Arquitetura dedicada à GPU
O Arc G3 Extreme é baseado na arquitetura Panther Lake, fabricada no processo Intel 18A. Em vez de priorizar frequência de CPU, a Intel adotou uma configuração de 14 núcleos: 2 núcleos de alto desempenho para otimizar consumo e calor, 8 núcleos de eficiência padrão e 4 de ultra eficiência (low-power). Segundo a empresa, essa distribuição equilibra capacidade de processamento e economia de energia em jogos longe da tomada.
Frame Generator impulsionado por IA
Um dos destaques da nova geração é o Frame Generator via inteligência artificial.
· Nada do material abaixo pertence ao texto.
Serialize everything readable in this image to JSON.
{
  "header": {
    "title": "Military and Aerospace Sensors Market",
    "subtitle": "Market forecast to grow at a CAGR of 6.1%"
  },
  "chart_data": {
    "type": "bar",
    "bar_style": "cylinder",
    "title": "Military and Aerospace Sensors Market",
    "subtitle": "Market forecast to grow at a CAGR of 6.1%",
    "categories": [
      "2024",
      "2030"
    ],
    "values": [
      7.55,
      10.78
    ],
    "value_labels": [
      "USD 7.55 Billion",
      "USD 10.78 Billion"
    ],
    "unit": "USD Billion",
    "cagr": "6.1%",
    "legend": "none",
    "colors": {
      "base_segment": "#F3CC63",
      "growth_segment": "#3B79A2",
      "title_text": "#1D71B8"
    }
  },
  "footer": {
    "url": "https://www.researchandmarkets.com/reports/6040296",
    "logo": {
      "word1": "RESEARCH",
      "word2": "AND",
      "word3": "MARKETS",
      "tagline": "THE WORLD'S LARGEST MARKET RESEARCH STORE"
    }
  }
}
A estratégia consiste em manter o jogo estável entre 30 e 60 quadros por segundo com TDP reduzido e gerar de 1 a 4 quadros adicionais por IA. Isso alivia a carga tanto da CPU quanto da GPU, resultando em maior duração de bateria e qualidade visual sem comprometer o desempenho nativo.
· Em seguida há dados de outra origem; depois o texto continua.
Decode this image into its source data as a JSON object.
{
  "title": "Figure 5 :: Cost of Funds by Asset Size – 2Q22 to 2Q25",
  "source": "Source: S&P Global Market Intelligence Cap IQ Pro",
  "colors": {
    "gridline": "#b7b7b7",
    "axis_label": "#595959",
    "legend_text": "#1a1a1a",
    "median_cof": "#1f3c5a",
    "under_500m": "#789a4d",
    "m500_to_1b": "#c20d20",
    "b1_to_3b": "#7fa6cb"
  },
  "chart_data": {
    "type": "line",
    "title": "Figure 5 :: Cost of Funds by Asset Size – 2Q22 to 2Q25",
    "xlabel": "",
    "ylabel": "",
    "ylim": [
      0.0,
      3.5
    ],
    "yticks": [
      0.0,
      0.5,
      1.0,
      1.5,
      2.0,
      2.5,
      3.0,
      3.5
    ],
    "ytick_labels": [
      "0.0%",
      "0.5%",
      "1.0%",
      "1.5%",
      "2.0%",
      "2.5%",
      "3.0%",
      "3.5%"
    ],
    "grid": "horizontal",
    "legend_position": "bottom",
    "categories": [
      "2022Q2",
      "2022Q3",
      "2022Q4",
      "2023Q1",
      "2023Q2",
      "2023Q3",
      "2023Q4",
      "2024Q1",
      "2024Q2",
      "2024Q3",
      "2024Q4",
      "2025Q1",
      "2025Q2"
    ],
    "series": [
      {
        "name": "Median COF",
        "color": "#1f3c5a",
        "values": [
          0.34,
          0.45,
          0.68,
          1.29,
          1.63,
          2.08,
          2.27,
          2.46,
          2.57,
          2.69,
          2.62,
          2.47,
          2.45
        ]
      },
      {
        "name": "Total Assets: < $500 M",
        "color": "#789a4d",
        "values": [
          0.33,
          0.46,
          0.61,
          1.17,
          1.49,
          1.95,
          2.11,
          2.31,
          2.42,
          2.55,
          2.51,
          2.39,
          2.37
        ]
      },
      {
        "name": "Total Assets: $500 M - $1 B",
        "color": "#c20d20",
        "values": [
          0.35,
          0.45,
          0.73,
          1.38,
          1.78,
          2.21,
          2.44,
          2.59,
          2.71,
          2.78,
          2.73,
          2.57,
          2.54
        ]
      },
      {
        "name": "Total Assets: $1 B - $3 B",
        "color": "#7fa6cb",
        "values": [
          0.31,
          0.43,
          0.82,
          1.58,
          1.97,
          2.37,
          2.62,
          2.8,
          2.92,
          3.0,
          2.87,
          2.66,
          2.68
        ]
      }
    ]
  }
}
A Intel afirma que, usando a mesma potência térmica, o Arc G3 Extreme alcança até o dobro de desempenho em comparação com a concorrente AMD ou dobra a autonomia de bateria, mantendo performance equivalente.
Protótipos e primeiros modelos
Na feira, demonstraram jogos como LEGO Batman: Legacy of the Dark Knight e Death Stranding 2: On The Beach rodando acima de 100 FPS com upscaling e Frame Generator ativados. Três fabricantes já exibiram modelos equipados com o novo chip:
1. MSI Claw 8 (8 Xi)
Com tela de 8 polegadas Full HD a 120 Hz, o MSI Claw 8 traz design ergonômico similar a um controle de videogame. Ele inclui 32 GB de RAM LPDDR5X, 1 TB de armazenamento e bateria de 80 Wh, visando longas sessões de jogos no Windows.
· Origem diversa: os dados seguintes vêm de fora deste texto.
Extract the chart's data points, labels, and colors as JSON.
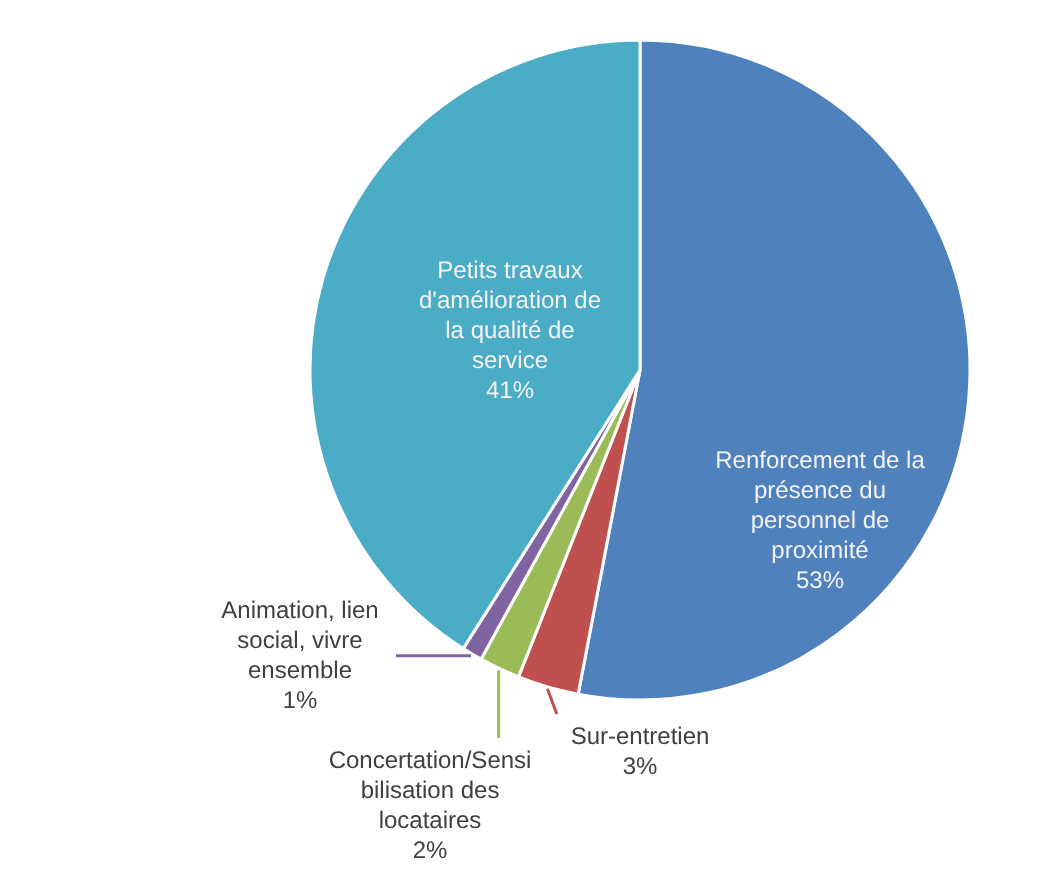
{
  "chart_data": {
    "type": "pie",
    "categories": [
      "Renforcement de la présence du personnel de proximité",
      "Sur-entretien",
      "Concertation/Sensibilisation des locataires",
      "Animation, lien social, vivre ensemble",
      "Petits travaux d'amélioration de la qualité de service"
    ],
    "values": [
      53,
      3,
      2,
      1,
      41
    ],
    "value_labels": [
      "53%",
      "3%",
      "2%",
      "1%",
      "41%"
    ],
    "colors": [
      "#4f81bd",
      "#c0504d",
      "#9bbb59",
      "#8064a2",
      "#4bacc6"
    ]
  }
}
Imagem: Imagem ilustrativa
2. Acer Predator Atlas 8
O Predator Atlas 8 aposta em um layout quase idêntico ao MSI, mas com peso ligeiramente maior. A fluidez nas demonstrações manteve-se consistente, aproveitando ao máximo os recursos do Arc G3 Extreme.
3. OneXPlayer (o “Switch” dos PCs)
A OneXPlayer destacou-se pelos controles destacáveis e suporte de mesa integrado. Embora mais pesado, permite alternar entre jogabilidade portátil e estilo sem fio, imitando a experiência de consoles híbridos.
Disputa com a AMD e próximos passos
A AMD domina o segmento de handhelds com os chips Z-Extreme e já trabalha no Z2 Extreme. A entrada do Arc G3 Extreme, aliada a rumores de que a Asus pode adotar a tecnologia em um futuro ROG Ally 2, mostra que a competição tende a se intensificar. Com avanços em arquitetura, uso de IA e promessa de maior autonomia, o mercado de PCs portáteis segue em rápida evolução.